The morning after
The only huge surprise of the night in last night's by-elections was in Port au Port. For a supposedly "tight" race, it was nowhere near being so. In fact, people in the district were so furious at Danny, on whose watch the Stephenville mill would never, ever close, that the margin spread between the two parties increased by 14 percentage points.
And for all the slagging that Danny Dumaresque has taken by Liz's Rapid Reaction Battalion of planted VOCM callers — the only Rapid Reaction Battalion in the province — he was spot-on in predicting a substantial increase in Liberal support in Ferryland, where the margin swang over 20% in the provincial Liberal's favour.
Of course, that's about as meaningful to the final result as a 20% swing towards the federal Liberals in Wild Rose.

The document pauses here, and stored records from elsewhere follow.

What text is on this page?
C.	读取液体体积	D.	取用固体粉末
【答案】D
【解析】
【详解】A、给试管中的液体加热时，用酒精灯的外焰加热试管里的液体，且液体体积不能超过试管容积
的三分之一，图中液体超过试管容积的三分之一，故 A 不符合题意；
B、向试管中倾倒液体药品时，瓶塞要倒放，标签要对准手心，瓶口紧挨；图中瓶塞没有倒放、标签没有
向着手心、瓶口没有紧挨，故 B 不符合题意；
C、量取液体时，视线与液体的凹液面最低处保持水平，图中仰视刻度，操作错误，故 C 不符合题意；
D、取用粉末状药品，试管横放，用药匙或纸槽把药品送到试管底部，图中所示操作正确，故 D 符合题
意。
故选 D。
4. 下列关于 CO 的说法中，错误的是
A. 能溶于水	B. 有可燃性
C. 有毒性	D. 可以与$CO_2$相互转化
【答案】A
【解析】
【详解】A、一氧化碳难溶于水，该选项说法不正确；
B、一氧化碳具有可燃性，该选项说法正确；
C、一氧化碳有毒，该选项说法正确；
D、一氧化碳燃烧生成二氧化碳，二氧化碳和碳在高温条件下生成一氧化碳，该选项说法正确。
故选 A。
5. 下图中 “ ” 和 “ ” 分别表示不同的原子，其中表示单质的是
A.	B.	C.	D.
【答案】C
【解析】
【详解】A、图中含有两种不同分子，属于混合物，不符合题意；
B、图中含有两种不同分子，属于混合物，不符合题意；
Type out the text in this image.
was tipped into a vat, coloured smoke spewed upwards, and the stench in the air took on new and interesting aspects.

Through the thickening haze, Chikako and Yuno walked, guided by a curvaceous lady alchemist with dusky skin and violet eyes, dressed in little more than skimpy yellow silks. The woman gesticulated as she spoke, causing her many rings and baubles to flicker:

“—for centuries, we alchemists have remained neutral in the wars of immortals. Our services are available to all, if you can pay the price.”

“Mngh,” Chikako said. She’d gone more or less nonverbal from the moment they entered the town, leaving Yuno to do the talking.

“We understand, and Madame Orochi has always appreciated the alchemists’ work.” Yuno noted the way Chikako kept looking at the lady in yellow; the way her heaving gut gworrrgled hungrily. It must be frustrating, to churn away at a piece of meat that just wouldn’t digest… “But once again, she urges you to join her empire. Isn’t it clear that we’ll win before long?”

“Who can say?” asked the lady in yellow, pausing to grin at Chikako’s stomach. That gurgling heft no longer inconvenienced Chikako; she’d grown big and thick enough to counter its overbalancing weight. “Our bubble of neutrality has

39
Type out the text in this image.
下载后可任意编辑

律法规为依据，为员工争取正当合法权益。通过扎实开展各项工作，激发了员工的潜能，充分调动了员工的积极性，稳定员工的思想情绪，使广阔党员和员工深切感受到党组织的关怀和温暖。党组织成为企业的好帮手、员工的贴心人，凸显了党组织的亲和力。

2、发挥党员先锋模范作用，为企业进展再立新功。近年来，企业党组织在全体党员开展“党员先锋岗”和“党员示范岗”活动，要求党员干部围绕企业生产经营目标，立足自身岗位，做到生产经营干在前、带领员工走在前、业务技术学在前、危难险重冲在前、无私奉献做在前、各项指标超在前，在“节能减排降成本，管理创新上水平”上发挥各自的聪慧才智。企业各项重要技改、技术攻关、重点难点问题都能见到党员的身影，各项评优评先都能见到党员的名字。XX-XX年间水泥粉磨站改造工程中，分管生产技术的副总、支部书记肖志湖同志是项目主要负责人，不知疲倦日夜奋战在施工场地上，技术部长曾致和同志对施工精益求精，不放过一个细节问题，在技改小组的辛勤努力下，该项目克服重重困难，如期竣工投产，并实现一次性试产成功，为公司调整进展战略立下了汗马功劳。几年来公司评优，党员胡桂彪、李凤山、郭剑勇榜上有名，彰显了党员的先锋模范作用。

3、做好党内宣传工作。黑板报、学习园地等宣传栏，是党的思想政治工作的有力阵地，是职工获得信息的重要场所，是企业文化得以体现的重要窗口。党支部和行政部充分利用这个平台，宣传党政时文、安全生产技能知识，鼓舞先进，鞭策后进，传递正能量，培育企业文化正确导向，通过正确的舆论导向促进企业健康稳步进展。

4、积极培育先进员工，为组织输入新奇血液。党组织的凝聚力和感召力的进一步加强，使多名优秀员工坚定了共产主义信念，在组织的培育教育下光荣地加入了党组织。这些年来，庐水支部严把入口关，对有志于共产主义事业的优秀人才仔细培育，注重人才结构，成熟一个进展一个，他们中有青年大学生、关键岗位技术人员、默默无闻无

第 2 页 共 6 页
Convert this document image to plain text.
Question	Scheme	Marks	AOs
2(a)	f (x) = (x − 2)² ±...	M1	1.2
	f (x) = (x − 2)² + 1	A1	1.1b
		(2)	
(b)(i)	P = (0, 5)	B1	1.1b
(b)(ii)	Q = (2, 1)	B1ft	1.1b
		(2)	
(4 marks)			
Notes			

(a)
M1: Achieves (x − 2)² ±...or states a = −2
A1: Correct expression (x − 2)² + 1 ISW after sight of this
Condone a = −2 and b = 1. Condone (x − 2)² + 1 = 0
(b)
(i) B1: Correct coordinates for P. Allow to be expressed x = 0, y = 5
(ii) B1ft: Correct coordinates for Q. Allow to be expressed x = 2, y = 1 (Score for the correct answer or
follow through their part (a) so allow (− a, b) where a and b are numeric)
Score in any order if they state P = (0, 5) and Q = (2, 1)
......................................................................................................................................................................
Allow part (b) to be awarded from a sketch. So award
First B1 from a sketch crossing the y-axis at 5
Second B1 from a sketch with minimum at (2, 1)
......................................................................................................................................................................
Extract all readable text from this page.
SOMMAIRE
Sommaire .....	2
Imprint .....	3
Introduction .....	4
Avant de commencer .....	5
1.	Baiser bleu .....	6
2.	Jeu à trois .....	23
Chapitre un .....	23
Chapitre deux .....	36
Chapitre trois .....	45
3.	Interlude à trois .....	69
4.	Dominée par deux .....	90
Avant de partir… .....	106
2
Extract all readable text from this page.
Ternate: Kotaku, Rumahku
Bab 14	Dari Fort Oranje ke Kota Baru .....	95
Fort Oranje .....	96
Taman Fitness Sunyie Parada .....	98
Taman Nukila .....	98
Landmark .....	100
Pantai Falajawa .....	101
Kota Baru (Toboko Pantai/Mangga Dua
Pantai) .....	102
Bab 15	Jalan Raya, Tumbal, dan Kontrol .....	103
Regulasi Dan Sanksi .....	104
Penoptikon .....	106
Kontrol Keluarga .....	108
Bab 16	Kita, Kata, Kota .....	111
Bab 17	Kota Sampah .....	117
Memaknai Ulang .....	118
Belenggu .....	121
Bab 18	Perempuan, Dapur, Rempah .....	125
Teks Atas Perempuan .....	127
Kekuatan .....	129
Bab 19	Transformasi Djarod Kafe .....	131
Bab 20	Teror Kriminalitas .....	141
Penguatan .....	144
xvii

In Kilbride, the vote-share change (Liberal down -1.2%, split equally among the Tory and NDP candidates) is of no great statistical significance, as is the three-district total overall: Liberals up 2.3% in the three districts combined, PCs down -2.6%, NDP up 0.9%.
But consider this: According to the recent CRA polls, Danny Williams and his party have been polling up to 14 points above their actual vote share in the 2003 election. In 2003, he took 58.8% of the popular vote. CRA has had him up to 73%.
So why doesn't this Smallwood-esque level of support show up in actual voting results?
That's a question Danny might want to ponder, although it's largely academic: you only need to win by one vote, after all. It's certainly something the opposition parties need to ponder.
And it's especially a question CRA needs to ask itself. Is there a flaw in its methodology when it comes to fieldwork or weighting in its Newfoundland and Labrador quarterly?
On to Humber Valley and Labrador West!